MALDEF and New Jersey said Texas could have filed suit in 2012 or amended its 2014 complaint aimed at DAPA to also include DACA, but instead waited six years to take action. They also argued that while DAPA would have benefitted more than 4 million people, DACA has a much smaller pool of potential applicants. Perales said there are only about 702,000 DACA beneficiaries in the country today.
The state of Texas defended its timing by arguing it was waiting for the DAPA outcome to come down and was subsequently encouraged by President Trump’s announcement in September 2017 that DACA was going to be phased out.
Nina Perales, MALDEF’s vice-president of litigation, also argued against Texas’ assertion that the coalition of states suing to end the program has spent hundreds of millions of dollars to provide DACA recipients with education, health care and law enforcement services. She said the plaintiffs also cite in their evidence the cost of unaccompanied minors who came to the country after 2014, while DACA applies only to people who were in the country from 2007 or before.
She made a similar counter argument to Texas’ claim that it has spent vast sums of money providing healthcare to only DACA recipients.
“What Texas does is it estimates the cost of serving undocumented individuals statewide and applies it to DACA,” she said. “Undocumented immigrants are eligible for a few state funded programs but they are eligible for those regardless of DACA or not.”
She added after the hearing that the evidence actually shows that Texas benefits from DACA recipients working and participating in society.
Throughout Wednesday’s proceedings, Hanen peppered both sides with questions, often interrupting the attorneys and pressing them for more evidence to justify their claims.
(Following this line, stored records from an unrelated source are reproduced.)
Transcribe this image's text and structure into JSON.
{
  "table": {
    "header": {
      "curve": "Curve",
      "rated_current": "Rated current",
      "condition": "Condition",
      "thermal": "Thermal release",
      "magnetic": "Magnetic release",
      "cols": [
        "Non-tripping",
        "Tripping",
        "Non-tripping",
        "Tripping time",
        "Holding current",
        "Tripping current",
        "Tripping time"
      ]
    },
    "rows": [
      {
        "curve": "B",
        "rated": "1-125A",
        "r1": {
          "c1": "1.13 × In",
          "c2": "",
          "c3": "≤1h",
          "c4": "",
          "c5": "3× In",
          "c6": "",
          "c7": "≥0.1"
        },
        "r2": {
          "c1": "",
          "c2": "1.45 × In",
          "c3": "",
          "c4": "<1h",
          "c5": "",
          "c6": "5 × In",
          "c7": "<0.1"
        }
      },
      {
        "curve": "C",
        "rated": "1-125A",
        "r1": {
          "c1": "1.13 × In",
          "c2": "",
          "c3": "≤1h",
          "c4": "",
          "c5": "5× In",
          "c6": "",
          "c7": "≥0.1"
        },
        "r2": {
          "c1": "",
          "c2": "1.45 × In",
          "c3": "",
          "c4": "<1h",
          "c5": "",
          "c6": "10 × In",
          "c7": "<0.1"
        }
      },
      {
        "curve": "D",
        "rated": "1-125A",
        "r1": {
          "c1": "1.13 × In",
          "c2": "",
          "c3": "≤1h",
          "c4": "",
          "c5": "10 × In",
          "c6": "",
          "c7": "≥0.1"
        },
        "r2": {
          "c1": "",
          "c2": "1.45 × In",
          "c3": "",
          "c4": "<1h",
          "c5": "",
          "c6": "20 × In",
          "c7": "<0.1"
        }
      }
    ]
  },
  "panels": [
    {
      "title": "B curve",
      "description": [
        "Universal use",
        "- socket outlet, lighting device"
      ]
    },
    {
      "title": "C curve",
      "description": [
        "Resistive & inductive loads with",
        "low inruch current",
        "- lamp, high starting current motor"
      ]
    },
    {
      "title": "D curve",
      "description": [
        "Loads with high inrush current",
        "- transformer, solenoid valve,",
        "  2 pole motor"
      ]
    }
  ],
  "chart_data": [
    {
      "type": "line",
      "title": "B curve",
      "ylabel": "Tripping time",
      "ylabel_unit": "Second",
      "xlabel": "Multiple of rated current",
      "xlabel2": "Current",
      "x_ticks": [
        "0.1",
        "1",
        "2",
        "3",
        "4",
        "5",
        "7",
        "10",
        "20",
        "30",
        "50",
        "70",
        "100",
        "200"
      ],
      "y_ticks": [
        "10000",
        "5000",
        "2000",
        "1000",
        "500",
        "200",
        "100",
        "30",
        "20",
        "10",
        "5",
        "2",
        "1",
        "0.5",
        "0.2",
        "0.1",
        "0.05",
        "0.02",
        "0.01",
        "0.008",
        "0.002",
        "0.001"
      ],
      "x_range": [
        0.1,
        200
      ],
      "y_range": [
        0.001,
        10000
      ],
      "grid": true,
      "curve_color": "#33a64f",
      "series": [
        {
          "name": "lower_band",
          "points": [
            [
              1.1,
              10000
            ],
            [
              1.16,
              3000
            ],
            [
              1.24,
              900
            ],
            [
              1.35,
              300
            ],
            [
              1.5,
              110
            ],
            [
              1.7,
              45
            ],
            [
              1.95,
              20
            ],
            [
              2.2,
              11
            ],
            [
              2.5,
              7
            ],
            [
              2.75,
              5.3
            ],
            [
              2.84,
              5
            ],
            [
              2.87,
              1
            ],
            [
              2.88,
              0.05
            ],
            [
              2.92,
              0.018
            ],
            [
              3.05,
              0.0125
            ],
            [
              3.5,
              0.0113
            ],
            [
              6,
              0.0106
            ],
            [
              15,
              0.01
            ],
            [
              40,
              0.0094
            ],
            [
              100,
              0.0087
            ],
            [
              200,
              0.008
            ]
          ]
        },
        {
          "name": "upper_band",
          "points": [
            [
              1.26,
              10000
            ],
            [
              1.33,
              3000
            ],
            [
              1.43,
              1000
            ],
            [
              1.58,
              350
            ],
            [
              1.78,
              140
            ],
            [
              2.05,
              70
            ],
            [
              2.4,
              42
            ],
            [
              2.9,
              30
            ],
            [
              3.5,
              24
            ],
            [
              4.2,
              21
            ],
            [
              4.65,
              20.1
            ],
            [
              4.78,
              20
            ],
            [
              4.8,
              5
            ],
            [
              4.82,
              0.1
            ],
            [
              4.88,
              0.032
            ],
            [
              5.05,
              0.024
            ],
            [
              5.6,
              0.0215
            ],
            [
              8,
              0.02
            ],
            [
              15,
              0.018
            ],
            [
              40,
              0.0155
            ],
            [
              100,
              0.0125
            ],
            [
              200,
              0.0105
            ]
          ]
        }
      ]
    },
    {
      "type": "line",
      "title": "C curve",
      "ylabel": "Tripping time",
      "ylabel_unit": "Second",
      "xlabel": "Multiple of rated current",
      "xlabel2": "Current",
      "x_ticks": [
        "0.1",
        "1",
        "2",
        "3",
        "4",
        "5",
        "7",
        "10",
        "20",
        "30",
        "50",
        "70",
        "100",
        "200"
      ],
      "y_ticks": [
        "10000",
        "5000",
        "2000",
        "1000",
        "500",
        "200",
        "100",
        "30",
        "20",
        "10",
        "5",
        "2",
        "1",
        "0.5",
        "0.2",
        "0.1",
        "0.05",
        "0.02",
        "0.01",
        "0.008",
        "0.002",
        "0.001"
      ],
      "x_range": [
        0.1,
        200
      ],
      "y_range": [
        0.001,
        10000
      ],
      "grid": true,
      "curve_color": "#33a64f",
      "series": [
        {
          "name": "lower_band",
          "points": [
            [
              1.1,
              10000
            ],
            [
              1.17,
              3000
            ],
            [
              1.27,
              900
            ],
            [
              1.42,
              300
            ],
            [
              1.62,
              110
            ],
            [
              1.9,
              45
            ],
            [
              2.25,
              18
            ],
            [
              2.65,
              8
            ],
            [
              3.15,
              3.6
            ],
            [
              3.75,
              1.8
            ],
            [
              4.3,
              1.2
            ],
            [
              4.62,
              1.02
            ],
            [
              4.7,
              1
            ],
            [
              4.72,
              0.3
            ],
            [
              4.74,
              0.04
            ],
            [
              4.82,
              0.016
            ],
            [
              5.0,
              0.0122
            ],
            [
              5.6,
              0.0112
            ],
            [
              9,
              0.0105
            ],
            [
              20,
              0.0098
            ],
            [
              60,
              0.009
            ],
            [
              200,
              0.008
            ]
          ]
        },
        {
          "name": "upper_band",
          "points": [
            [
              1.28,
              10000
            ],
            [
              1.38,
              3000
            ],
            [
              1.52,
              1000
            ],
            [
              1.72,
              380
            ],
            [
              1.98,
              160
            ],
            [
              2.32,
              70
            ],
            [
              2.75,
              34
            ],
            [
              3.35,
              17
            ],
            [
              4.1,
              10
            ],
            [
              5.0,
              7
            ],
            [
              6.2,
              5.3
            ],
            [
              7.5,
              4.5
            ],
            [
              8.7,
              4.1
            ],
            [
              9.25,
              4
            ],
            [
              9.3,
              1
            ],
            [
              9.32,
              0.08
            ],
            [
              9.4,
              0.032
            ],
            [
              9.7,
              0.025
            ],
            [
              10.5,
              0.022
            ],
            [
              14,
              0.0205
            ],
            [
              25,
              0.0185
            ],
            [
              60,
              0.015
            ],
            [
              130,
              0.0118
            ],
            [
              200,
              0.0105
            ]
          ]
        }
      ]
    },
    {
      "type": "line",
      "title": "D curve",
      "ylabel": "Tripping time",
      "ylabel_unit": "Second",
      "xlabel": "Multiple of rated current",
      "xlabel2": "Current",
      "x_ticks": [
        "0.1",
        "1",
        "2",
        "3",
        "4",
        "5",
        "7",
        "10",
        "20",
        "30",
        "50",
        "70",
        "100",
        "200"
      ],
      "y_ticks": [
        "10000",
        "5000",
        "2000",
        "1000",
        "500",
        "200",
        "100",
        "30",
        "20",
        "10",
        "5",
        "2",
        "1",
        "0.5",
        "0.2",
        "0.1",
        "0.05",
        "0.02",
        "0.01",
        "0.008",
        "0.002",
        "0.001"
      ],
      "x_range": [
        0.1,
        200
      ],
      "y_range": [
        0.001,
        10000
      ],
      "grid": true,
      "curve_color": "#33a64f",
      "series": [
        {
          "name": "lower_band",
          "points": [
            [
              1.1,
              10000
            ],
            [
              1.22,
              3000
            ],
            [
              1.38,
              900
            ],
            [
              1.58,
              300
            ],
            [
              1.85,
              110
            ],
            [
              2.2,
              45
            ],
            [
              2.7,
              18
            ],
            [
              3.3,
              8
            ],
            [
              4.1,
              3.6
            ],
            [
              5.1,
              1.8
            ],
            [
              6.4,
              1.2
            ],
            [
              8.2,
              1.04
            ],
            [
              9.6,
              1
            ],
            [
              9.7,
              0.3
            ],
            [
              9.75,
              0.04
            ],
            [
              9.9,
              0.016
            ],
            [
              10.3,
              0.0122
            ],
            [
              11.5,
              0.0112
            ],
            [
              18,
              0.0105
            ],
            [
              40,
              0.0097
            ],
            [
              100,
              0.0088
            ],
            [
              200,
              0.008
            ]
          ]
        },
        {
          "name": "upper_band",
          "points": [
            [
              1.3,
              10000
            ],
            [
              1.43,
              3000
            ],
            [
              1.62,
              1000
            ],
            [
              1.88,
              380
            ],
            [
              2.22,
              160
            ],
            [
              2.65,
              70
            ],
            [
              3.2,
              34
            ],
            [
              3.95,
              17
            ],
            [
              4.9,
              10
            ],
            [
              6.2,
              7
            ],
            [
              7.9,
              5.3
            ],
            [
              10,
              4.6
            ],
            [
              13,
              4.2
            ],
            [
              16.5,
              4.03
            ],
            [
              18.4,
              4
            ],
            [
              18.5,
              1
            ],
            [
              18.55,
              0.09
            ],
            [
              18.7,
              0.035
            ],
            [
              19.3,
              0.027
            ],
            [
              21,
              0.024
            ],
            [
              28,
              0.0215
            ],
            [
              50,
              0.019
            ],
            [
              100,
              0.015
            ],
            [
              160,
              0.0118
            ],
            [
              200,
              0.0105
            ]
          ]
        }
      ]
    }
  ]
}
He also asked the attorneys to submit by Monday a brief on whether DACA violated the federal Administrative Procedures Act if applicants are subject to individual discretion. Hanen ruled in 2015 that DAPA violated the APA, which governs how federal regulations are made
Perales said after the hearing that she was pleased by the judge’s desire for more details.
“The judge was very patient, he allowed each side to get up and make its arguments,” she said. “I was encouraged by the judge’s curiosity and interest in additional questions.”
In a written statement, Paxton said the case is about the rule of law and whether the president can act without congressional approval.
“DACA is unconstitutional because it rewrote federal law over the objections of Congress,” Paxton said. “DACA represents a dangerous view of executive power, which would allow the president to unilaterally set aside any duly enacted law. It cannot be allowed to stand without doing serious harm to our Constitution.
It’s not clear when Hanen will issue a ruling, but the case will likely go reach the appellate or Supreme Court level before it is finally resolved.